Acıbadem Bodrum Hastanesi Beslenme ve Diyet Uzmanı Tuğçe Arabalı, 4 Mart Dünya Obezite Günü kapsamında aşırı kilo ve obezitenin sağlık üzerindeki olumsuz etkilerine dikkat çekerek önemli bilgiler paylaştı. Obezitenin yalnızca fazla kilolarla sınırlı kalmadığını belirten Arabalı, vücutta yağın birikme şeklinin de ciddi sağlık riskleri taşıdığını vurguladı. Özellikle bel çevresindeki yağlanmanın kalp hastalıkları ve diyabet gibi sorunlara yol açabileceğini belirten Arabalı, bu nedenle kilo yönetiminin kritik bir unsur olduğunu ifade etti.
Diyetisyen Tuğçe Arabalı, vücut ağırlığını değerlendirmede kullanılan Vücut Kitle İndeksi (VKİ) ve Bel-Boy Oranı gibi ölçütlerin sağlık açısından önemli olduğunu belirtti. VKİ’nin 25’in üzerinde olmasının aşırı kilo, 30’un üzerinde olmasının ise obezite olarak kabul edildiğini hatırlatan Arabalı, bel-boy oranının 0,5 ve üzerinde olmasının sağlık risklerini artırdığını dile getirdi. Aşırı kilo ve obezitenin yalnızca beslenme ve fiziksel aktiviteyle ilgili olmadığını, genetik faktörler, sağlık durumları, ilaç kullanımı ve stres gibi unsurların da etkili olduğunu belirten Arabalı, çevresel faktörlerin de kilo artışına neden olabileceğini ifade etti.

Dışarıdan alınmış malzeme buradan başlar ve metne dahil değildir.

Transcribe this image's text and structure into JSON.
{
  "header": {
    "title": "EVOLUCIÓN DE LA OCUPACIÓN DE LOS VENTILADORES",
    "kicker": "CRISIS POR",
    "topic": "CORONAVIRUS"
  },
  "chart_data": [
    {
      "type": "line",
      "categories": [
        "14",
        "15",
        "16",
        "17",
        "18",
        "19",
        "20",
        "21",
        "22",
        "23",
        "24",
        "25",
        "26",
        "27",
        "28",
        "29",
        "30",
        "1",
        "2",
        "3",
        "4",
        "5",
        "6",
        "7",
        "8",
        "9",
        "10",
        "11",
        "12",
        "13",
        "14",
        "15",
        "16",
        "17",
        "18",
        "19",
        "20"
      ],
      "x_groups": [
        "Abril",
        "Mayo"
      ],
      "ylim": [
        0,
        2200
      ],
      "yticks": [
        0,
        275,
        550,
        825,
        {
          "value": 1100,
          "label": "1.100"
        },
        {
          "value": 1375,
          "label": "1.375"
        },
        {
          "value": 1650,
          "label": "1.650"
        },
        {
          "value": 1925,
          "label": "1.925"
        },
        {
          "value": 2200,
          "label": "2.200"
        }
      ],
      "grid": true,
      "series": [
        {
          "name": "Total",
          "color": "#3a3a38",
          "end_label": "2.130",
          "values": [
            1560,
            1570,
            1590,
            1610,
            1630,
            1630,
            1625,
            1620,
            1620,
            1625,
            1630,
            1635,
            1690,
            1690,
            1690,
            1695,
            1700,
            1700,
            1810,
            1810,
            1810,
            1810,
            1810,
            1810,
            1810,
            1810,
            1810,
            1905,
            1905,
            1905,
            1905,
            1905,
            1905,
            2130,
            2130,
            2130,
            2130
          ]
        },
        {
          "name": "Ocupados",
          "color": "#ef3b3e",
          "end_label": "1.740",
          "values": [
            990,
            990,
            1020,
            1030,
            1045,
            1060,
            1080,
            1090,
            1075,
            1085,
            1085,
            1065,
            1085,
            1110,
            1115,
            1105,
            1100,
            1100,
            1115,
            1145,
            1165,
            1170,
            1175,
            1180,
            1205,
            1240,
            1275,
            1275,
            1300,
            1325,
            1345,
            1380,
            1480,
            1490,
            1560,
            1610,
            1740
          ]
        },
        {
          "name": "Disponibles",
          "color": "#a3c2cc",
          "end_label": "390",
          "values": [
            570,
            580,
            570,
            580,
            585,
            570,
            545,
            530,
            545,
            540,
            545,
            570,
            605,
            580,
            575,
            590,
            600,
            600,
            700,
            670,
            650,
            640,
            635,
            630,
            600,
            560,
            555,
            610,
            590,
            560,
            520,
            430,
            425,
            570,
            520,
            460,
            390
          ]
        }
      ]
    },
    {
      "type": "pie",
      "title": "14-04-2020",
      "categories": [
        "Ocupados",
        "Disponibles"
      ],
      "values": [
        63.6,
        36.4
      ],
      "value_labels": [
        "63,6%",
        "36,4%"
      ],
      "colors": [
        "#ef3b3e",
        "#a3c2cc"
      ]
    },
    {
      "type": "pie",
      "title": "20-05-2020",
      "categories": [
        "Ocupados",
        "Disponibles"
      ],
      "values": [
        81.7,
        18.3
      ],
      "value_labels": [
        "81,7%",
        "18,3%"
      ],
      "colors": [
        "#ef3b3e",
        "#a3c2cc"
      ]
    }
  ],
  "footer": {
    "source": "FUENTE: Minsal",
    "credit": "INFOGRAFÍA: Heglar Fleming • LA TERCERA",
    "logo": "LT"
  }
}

Aşırı kilonun yol açtığı hastalıklar arasında Tip 2 diyabet, hipertansiyon, yüksek kolesterol, koroner kalp hastalığı ve felç gibi ciddi rahatsızlıkların bulunduğunu belirten Arabalı, ayrıca bazı kanser türleri, metabolik sendrom, astım, safra kesesi taşları, osteoartrit, karaciğer ve böbrek hastalıkları gibi problemlere de neden olabileceğini söyledi. Bunun yanı sıra aşırı kilonun depresyon, doğurganlık problemleri, gebelik diyabeti ve gebelikte yüksek tansiyon gibi durumları da tetikleyebileceğini dile getirdi. Kilo kontrolünün sağlanmasının yalnızca fiziksel sağlık değil, aynı zamanda özgüven, uyku kalitesi ve genel yaşam konforu açısından da önemli olduğunu vurguladı.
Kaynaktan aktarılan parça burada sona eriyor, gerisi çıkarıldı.